"Nadie nace mujer: se llega a serlo" (Simone de Beauvoir, 1949)
La noción de "mujer" no es algo que venga dado por unos determinantes biológicos, sino que tiene que ver con condicionantes sociales. La socialización construye un determinado modelo de mujer que está subordinada al hombre; pero la socialización puede construir otros modelos
"Las restricciones que la educación y la costumbre imponen a la mujer limitan su poder sobre el universo" (Simone de Beauvoir, 1949)
Uno de los problemas que más trató Simone de Beauvoir es la cuestión de la opresión a la mujer.
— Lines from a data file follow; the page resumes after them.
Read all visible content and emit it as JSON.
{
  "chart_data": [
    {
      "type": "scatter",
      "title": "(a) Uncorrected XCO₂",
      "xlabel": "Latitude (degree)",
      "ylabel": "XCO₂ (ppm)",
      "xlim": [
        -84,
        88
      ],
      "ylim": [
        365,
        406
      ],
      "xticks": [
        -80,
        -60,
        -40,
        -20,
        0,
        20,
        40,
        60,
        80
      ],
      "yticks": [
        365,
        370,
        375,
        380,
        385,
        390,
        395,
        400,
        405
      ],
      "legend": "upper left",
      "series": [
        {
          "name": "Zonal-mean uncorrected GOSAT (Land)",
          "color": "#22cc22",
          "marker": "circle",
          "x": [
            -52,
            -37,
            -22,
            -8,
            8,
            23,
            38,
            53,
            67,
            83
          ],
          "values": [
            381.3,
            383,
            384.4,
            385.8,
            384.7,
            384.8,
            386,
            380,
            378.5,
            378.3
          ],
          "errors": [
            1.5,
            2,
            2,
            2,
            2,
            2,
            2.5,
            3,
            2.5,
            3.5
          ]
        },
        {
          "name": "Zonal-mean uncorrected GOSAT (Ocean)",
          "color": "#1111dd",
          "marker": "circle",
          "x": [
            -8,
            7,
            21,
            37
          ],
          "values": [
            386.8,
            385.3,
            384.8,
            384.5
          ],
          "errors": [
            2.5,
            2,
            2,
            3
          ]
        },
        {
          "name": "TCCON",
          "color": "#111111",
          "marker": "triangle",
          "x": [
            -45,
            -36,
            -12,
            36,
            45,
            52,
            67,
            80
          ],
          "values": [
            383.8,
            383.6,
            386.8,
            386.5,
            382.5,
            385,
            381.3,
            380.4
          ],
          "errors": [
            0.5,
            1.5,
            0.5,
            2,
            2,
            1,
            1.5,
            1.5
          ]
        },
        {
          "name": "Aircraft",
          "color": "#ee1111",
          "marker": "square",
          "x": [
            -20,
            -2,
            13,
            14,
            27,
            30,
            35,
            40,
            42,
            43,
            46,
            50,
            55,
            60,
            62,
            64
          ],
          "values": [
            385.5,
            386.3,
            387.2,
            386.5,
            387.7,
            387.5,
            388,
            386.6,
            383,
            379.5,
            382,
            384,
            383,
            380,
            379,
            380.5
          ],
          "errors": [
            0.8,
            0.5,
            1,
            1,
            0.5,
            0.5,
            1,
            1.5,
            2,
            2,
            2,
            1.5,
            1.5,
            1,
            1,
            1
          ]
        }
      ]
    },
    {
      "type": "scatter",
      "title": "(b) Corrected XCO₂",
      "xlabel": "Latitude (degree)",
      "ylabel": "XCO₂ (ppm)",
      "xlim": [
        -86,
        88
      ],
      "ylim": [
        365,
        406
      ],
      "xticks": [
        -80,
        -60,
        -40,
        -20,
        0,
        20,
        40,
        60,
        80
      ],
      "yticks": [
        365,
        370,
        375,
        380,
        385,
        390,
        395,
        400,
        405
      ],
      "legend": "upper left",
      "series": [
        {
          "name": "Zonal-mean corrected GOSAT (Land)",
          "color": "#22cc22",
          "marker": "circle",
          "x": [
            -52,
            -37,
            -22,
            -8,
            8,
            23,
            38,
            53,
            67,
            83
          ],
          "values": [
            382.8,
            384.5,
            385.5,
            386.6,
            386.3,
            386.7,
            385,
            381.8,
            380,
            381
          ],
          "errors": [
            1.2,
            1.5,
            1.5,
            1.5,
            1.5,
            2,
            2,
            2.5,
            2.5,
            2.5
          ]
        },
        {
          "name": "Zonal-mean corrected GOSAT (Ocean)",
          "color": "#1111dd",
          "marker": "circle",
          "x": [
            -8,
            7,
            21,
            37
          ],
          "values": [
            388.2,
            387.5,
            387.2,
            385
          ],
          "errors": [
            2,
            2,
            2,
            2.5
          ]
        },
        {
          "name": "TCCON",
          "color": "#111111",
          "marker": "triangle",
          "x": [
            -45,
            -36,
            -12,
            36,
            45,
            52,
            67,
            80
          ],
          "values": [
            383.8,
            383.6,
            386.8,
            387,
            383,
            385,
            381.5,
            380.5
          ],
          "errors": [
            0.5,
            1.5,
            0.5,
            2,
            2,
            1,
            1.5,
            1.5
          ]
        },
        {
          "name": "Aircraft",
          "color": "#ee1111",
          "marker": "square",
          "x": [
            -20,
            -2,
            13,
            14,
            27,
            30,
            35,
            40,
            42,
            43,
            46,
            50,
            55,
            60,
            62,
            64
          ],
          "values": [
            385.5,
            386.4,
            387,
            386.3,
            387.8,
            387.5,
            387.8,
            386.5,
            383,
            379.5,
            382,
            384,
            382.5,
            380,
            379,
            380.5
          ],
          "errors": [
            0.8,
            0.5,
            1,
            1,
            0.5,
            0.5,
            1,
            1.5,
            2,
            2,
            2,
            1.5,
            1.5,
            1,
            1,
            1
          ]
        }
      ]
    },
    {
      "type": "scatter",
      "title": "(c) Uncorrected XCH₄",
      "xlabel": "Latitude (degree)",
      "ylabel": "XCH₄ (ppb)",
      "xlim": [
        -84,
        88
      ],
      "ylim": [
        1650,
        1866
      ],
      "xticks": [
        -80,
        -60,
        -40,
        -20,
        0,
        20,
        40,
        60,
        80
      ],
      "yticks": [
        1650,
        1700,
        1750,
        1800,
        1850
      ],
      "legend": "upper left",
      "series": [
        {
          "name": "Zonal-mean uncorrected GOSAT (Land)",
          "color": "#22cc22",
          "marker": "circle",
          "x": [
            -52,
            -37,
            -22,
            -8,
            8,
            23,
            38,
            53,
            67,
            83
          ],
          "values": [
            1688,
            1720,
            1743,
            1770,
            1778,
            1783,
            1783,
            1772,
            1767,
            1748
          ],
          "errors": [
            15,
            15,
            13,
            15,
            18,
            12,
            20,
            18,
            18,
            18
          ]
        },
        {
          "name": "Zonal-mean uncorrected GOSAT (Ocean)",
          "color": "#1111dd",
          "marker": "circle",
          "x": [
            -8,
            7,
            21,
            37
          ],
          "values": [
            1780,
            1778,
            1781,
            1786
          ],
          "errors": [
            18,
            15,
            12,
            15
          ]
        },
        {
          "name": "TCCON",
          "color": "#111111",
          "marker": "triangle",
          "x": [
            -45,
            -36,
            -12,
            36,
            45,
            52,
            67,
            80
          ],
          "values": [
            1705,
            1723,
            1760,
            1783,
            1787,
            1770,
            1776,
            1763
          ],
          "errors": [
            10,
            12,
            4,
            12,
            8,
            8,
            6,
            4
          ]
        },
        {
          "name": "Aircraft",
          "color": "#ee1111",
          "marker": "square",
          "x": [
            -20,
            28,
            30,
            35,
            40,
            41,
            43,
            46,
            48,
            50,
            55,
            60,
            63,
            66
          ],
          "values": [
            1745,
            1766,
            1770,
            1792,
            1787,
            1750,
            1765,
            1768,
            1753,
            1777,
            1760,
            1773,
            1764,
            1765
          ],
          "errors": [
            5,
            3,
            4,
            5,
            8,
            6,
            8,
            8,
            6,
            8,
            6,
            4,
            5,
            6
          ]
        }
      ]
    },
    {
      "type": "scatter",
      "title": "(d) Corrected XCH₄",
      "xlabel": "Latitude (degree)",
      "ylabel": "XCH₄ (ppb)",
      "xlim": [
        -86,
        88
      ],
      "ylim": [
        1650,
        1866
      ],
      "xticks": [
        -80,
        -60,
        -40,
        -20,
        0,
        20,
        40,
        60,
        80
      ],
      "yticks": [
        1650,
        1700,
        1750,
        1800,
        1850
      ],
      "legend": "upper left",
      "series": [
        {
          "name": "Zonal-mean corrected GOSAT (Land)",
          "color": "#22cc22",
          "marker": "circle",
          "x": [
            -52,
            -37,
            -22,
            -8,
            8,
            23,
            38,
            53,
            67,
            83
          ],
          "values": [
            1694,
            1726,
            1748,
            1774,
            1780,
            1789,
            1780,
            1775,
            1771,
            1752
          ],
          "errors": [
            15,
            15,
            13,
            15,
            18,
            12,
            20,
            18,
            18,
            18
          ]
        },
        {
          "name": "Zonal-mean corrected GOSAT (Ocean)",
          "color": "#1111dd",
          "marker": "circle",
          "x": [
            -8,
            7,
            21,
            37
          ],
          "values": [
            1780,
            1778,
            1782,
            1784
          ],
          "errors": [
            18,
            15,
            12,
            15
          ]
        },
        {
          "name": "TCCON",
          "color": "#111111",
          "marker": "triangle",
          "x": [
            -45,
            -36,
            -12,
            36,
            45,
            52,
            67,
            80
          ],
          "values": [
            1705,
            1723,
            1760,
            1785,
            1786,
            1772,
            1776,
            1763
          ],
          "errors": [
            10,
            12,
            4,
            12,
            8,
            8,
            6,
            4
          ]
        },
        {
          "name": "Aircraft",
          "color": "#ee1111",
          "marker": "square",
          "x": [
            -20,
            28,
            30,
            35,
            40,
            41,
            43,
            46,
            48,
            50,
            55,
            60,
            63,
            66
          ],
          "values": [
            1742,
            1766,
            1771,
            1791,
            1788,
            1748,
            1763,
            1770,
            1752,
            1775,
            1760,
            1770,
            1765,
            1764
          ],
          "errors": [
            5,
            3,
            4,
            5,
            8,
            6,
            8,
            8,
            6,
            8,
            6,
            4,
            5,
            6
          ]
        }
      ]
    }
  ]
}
Esta opresión, que es fruto de la socialización, comienza desde la infancia, cuando a niñas y niños se les obliga a jugar y aprender valores distintos. Esto limita tanto la visión que los hombres tienen de las mujeres, a las que consideran el sexo débil, como la visión que ellas tienen de sí mismas.
"El hombre no puede escapar a la filosofía porque no puede escapar a su libertad" (Simone de Beauvoir, 1945)
Como es el hombre y no la mujer quien puede disponer de libertad, pues así se le ha privilegiado en la socialización, suya es la filosofía. Beauvoir propone que con el acceso de la mujer a la libertad llegue también su acceso a la filosofía; no como objeto o problema (pues el "problema" de la mujer solo lo ha sido para los hombres), sino como sujeto pensante.
"El feminismo es una forma de vivir individualmente y de luchar colectivamente" (Simone de Beauvoir, 1966)
El patriarcado no solo se reproduce por las instituciones a nivel social y político. También existe una subjetividad patriarcal que le pone más cadenas a las mujeres. Es en este sentido que Simone de Beauvoir considera que el feminismo puede ser otra forma de vivir individualmente. Enseña que la personalidad y cotidianidad está viciada por el patriarcado y requiere una nueva subjetividad feminista, el componente colectivo es muy importante; porque es necesario para que el cambio no solo sea individual, sino también social.
"El amor auténtico debería basarse en el reconocimiento recíproco de dos libertades; cada uno de los amantes se viviría como sí mismo y como otro; ninguno renunciaría a su trascendencia, ninguno se mutilaría" (Simone de Beauvoir, 1949)
Simone de Beauvoir critica el modelo imperante de relaciones amorosas, que no solo han creído a la mujer como una propiedad o como un objeto, sino que la han tratado filosóficamente como lo Otro del yo. Entender que la mujer es tan sujeto como el hombre y aproximarse a su mirada del mundo permite entender el amor como un vínculo recíproco.